Moffett’s issues stem from the cost of the MVNO agreement, which were supposed to be offset by the offloading of mobile data traffic to the respective Comcast and Charter WiFi networks. With both cable companies pricing their respective unlimited plans at $45 per line, the analyst estimates that a customer using 8 Gigabytes a month generates around $40 in network leasing costs.

“Throw in, say, another $5 per month for voice, and unlimited customers are already underwater even before customer service, customer acquisition costs and [selling, general and administrative expenses],” Moffett said.

As for the WiFi offloading plan, he added, “Cable’s out-of-home WiFi network is a bust; the industry stopped expanding it years ago after it became clear that it was never going to provide a robust out-of-home user experience.”

For their part, both Comcast and Charter have touted the value of their mobile services as churn busters — yet another reason for customers to be tied to the wireline internet and TV bundle. “Churn reduction arguments are nice,” Moffett said, “but they’re really just tiebreakers.”

So into this market comes Altice USA, with 3.3 million video customers and 4.1 million internet customers. It has what it believes to be an edge: owner’s economics on the Sprint network. Partial owner’s economics, anyway.

Under the agreement signed with Sprint, Sprint can build as many small cells as it wants on Altice’s network to, among other reasons, expand its 5G wherewithal. Sprint doesn’t have to pay any lease or backhaul fees, only for the hardware and construction costs. Altice, meanwhile, incurs no costs when it uses those small cells to support its mobile service.

Speaking recently about what he calls an “infrastructure-based MVNO,” Altice USA CEO Dexter Goei said Sprint has already deployed around 19,000 small cells on its network.

“We have relatively attractive wholesale economics compared to other MVNOs,” Goei noted on Altice’s May 2 first-quarter earnings call. “Our core network infrastructure is ready to go, giving us full access control over the customer experience and allows us to better manage traffic.”

Small Cells Save on Costs

Indeed, the more small cells that are added, the more Altice’s MVNO costs will come down over time. Further, T-Mobile has already agreed not to disrupt the deal if and when it closes on its $26 billion bid to acquire Sprint.

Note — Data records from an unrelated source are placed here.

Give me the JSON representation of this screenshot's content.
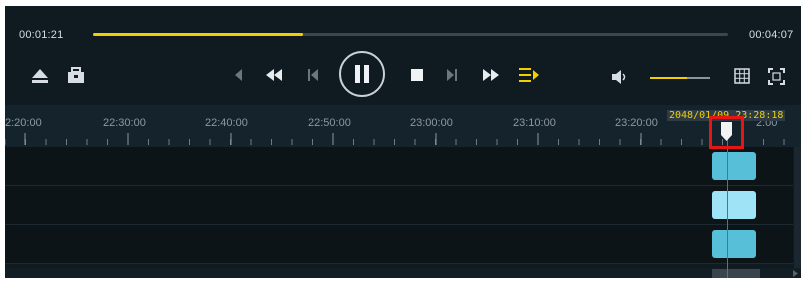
{
  "player": {
    "current_time": "00:01:21",
    "total_time": "00:04:07",
    "progress_fraction": 0.33,
    "volume_fraction": 0.62,
    "accent_color": "#f2d000"
  },
  "controls": {
    "eject_icon": "eject-icon",
    "toolbox_icon": "toolbox-icon",
    "prev_icon": "previous-icon",
    "rewind_icon": "rewind-icon",
    "step_back_icon": "step-back-icon",
    "pause_icon": "pause-icon",
    "stop_icon": "stop-icon",
    "step_forward_icon": "step-forward-icon",
    "fast_forward_icon": "fast-forward-icon",
    "playlist_icon": "playlist-icon",
    "volume_icon": "volume-icon",
    "grid_icon": "grid-icon",
    "fullscreen_icon": "fullscreen-icon"
  },
  "timeline": {
    "tick_labels": [
      "2:20:00",
      "22:30:00",
      "22:40:00",
      "22:50:00",
      "23:00:00",
      "23:10:00",
      "23:20:00",
      "2:00"
    ],
    "cursor_label": "2048/01/09 23:28:18"
  }
}
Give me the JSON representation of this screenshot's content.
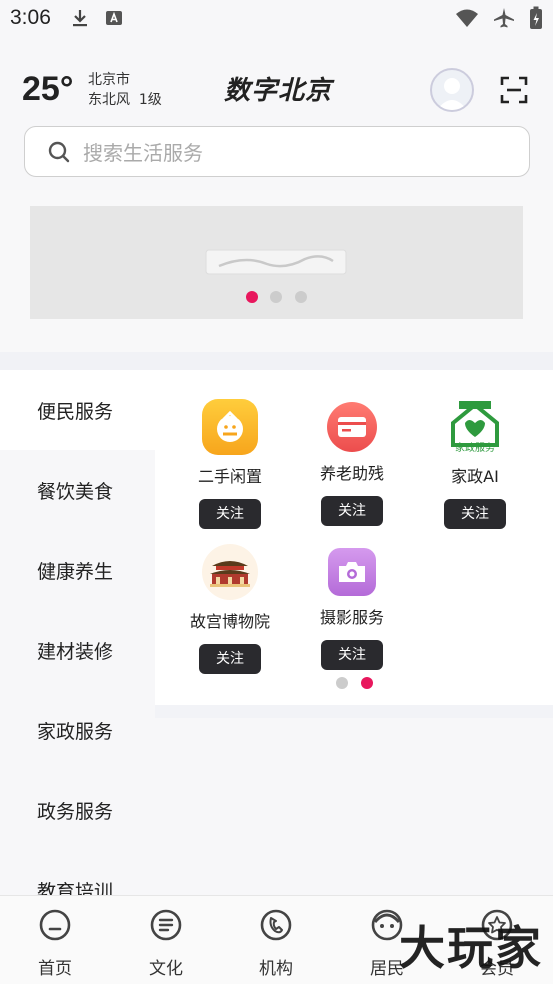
{
  "status_bar": {
    "time": "3:06"
  },
  "header": {
    "temperature": "25°",
    "city": "北京市",
    "weather": "东北风  1级",
    "app_title": "数字北京"
  },
  "search": {
    "placeholder": "搜索生活服务"
  },
  "banner": {
    "dot_count": 3,
    "active_dot": 0
  },
  "categories": [
    {
      "label": "便民服务",
      "active": true
    },
    {
      "label": "餐饮美食",
      "active": false
    },
    {
      "label": "健康养生",
      "active": false
    },
    {
      "label": "建材装修",
      "active": false
    },
    {
      "label": "家政服务",
      "active": false
    },
    {
      "label": "政务服务",
      "active": false
    },
    {
      "label": "教育培训",
      "active": false
    }
  ],
  "services": [
    {
      "name": "二手闲置",
      "follow_label": "关注",
      "icon": "secondhand-icon"
    },
    {
      "name": "养老助残",
      "follow_label": "关注",
      "icon": "elderly-care-icon"
    },
    {
      "name": "家政AI",
      "follow_label": "关注",
      "icon": "housekeeping-icon"
    },
    {
      "name": "故宫博物院",
      "follow_label": "关注",
      "icon": "palace-museum-icon"
    },
    {
      "name": "摄影服务",
      "follow_label": "关注",
      "icon": "camera-icon"
    }
  ],
  "service_pager": {
    "dot_count": 2,
    "active_dot": 1
  },
  "bottom_nav": [
    {
      "label": "首页",
      "icon": "home-icon"
    },
    {
      "label": "文化",
      "icon": "culture-icon"
    },
    {
      "label": "机构",
      "icon": "organization-icon"
    },
    {
      "label": "居民",
      "icon": "resident-icon"
    },
    {
      "label": "会员",
      "icon": "member-icon"
    }
  ],
  "watermark": "大玩家",
  "colors": {
    "accent_pink": "#e8175d",
    "dot_inactive": "#cccccc",
    "follow_bg": "#2a2a2e"
  }
}
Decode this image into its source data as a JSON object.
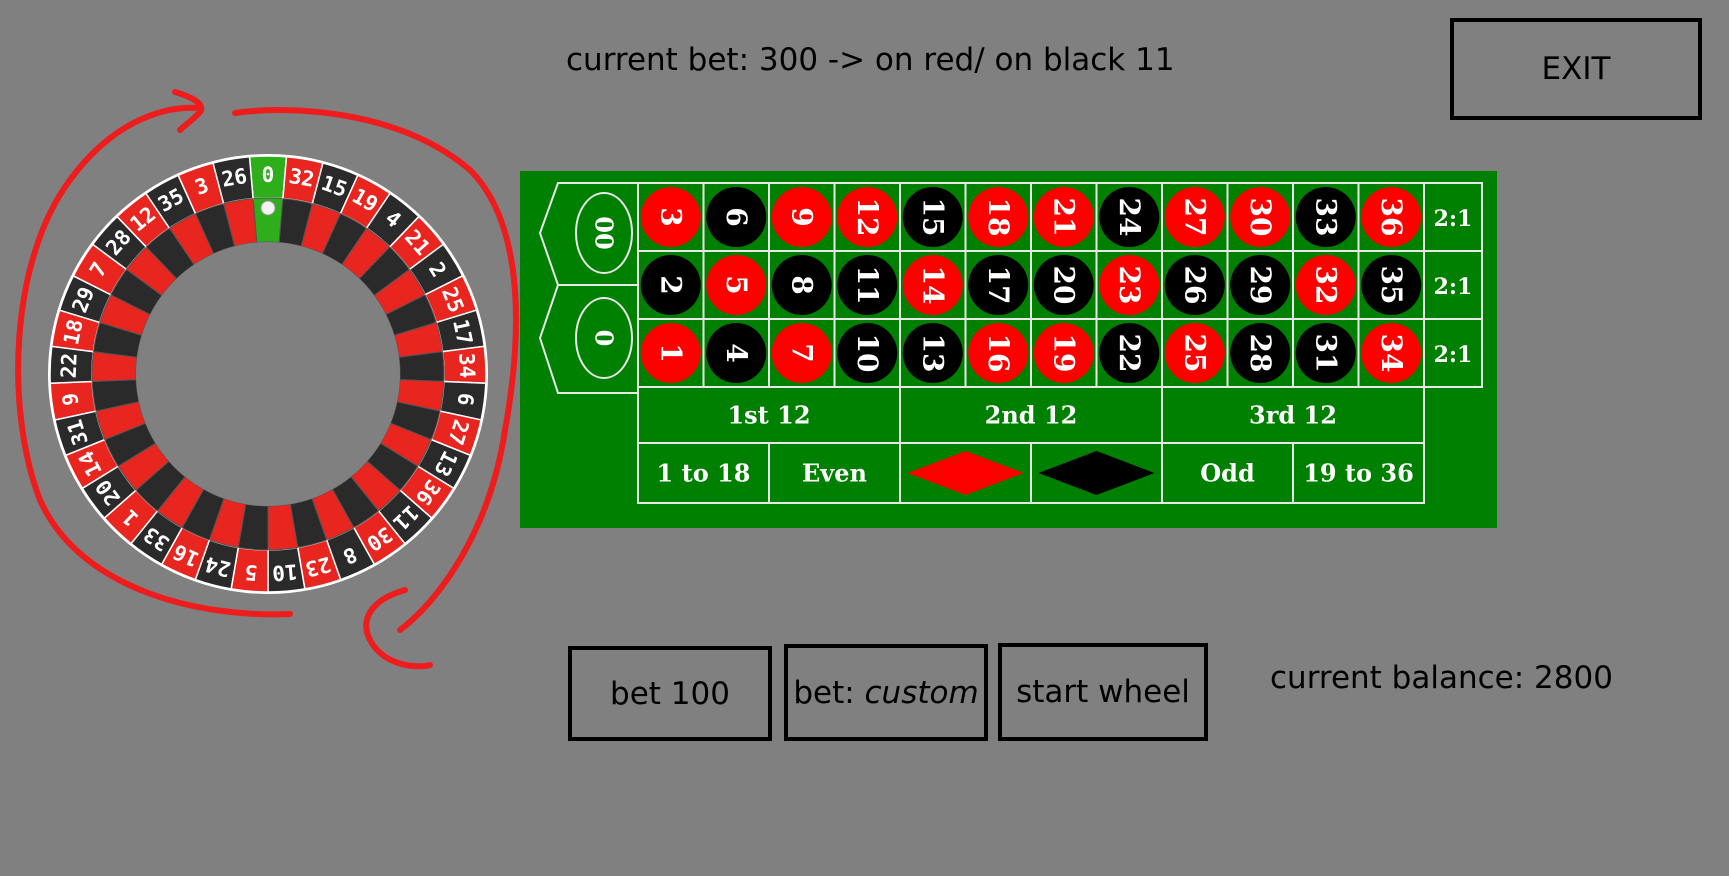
{
  "header": {
    "current_bet": "current bet: 300 -> on red/ on black 11"
  },
  "exit_button": {
    "label": "EXIT"
  },
  "balance": {
    "text": "current balance: 2800"
  },
  "controls": {
    "bet100_label": "bet 100",
    "custom_prefix": "bet: ",
    "custom_word": "custom",
    "start_label": "start wheel"
  },
  "table": {
    "zeros": [
      "00",
      "0"
    ],
    "rows": [
      [
        "3",
        "6",
        "9",
        "12",
        "15",
        "18",
        "21",
        "24",
        "27",
        "30",
        "33",
        "36"
      ],
      [
        "2",
        "5",
        "8",
        "11",
        "14",
        "17",
        "20",
        "23",
        "26",
        "29",
        "32",
        "35"
      ],
      [
        "1",
        "4",
        "7",
        "10",
        "13",
        "16",
        "19",
        "22",
        "25",
        "28",
        "31",
        "34"
      ]
    ],
    "red_numbers": [
      1,
      3,
      5,
      7,
      9,
      12,
      14,
      16,
      18,
      19,
      21,
      23,
      25,
      27,
      30,
      32,
      34,
      36
    ],
    "column_bets": [
      "2:1",
      "2:1",
      "2:1"
    ],
    "dozens": [
      "1st 12",
      "2nd 12",
      "3rd 12"
    ],
    "outside_bets": [
      "1 to 18",
      "Even",
      "Odd",
      "19 to 36"
    ],
    "colors": {
      "felt": "#008000",
      "red": "#ff0000",
      "black": "#000000",
      "lines": "#e8e8e8"
    }
  },
  "wheel": {
    "numbers": [
      "0",
      "32",
      "15",
      "19",
      "4",
      "21",
      "2",
      "25",
      "17",
      "34",
      "6",
      "27",
      "13",
      "36",
      "11",
      "30",
      "8",
      "23",
      "10",
      "5",
      "24",
      "16",
      "33",
      "1",
      "20",
      "14",
      "31",
      "9",
      "22",
      "18",
      "29",
      "7",
      "28",
      "12",
      "35",
      "3",
      "26"
    ],
    "colors": {
      "red": "#e8251f",
      "black": "#2a2a2a",
      "green": "#2fae1c",
      "arrow": "#ee1c1c"
    }
  }
}
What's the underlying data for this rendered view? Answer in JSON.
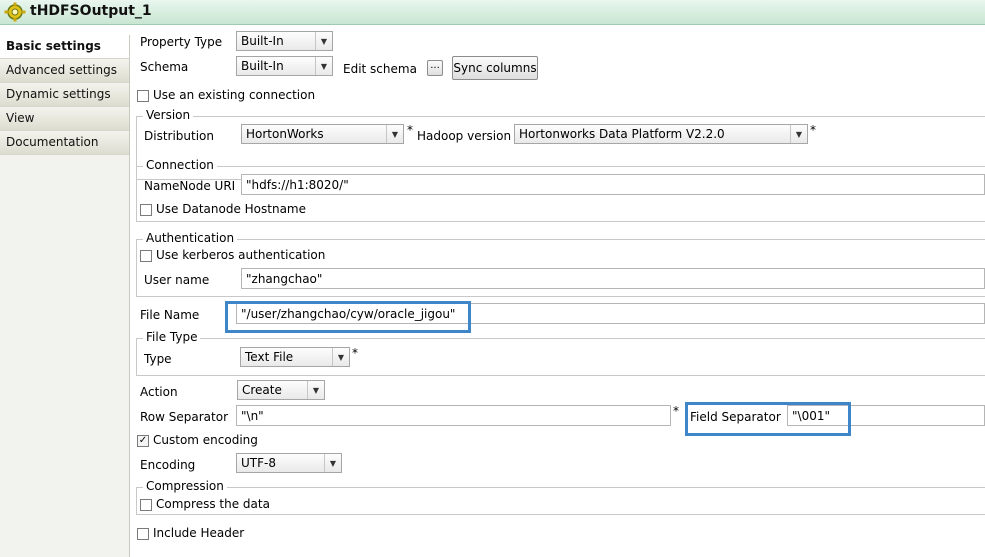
{
  "window": {
    "title": "tHDFSOutput_1"
  },
  "sidebar": {
    "items": [
      {
        "label": "Basic settings"
      },
      {
        "label": "Advanced settings"
      },
      {
        "label": "Dynamic settings"
      },
      {
        "label": "View"
      },
      {
        "label": "Documentation"
      }
    ]
  },
  "form": {
    "property_type": {
      "label": "Property Type",
      "value": "Built-In"
    },
    "schema": {
      "label": "Schema",
      "value": "Built-In",
      "edit_label": "Edit schema",
      "edit_button": "...",
      "sync_button": "Sync columns"
    },
    "use_existing_connection": {
      "label": "Use an existing connection",
      "checked": false
    },
    "version": {
      "legend": "Version",
      "distribution_label": "Distribution",
      "distribution_value": "HortonWorks",
      "hadoop_label": "Hadoop version",
      "hadoop_value": "Hortonworks Data Platform V2.2.0",
      "required_mark": "*"
    },
    "connection": {
      "legend": "Connection",
      "namenode_label": "NameNode URI",
      "namenode_value": "\"hdfs://h1:8020/\"",
      "datanode_label": "Use Datanode Hostname",
      "datanode_checked": false
    },
    "authentication": {
      "legend": "Authentication",
      "kerberos_label": "Use kerberos authentication",
      "kerberos_checked": false,
      "username_label": "User name",
      "username_value": "\"zhangchao\""
    },
    "file_name": {
      "label": "File Name",
      "value": "\"/user/zhangchao/cyw/oracle_jigou\""
    },
    "file_type": {
      "legend": "File Type",
      "type_label": "Type",
      "type_value": "Text File",
      "required_mark": "*"
    },
    "action": {
      "label": "Action",
      "value": "Create"
    },
    "row_separator": {
      "label": "Row Separator",
      "value": "\"\\n\"",
      "required_mark": "*"
    },
    "field_separator": {
      "label": "Field Separator",
      "value": "\"\\001\""
    },
    "custom_encoding": {
      "label": "Custom encoding",
      "checked": true,
      "check_glyph": "✓"
    },
    "encoding": {
      "label": "Encoding",
      "value": "UTF-8"
    },
    "compression": {
      "legend": "Compression",
      "compress_label": "Compress the data",
      "compress_checked": false
    },
    "include_header": {
      "label": "Include Header",
      "checked": false
    }
  },
  "colors": {
    "highlight": "#3f86c9",
    "title_bar": "#d6eedd"
  }
}
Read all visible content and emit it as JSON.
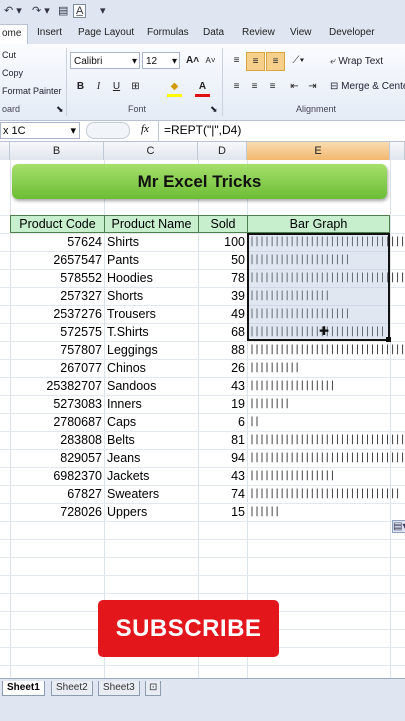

“It’s a rather elegant solution,” Moffett said. “Sprint gets a huge cost and time-to-market advantage versus Verizon, AT&T, and — if the [merger] deal is rejected — T-Mobile. And Altice USA gets an MVNO agreement which gets cheaper and cheaper over time as more and more traffic is carried by their joint small cells.”

Goei added, “We’re doing a similar MVNO price point to other MVNOs out there, and it’s going to be profitable right out of the box.”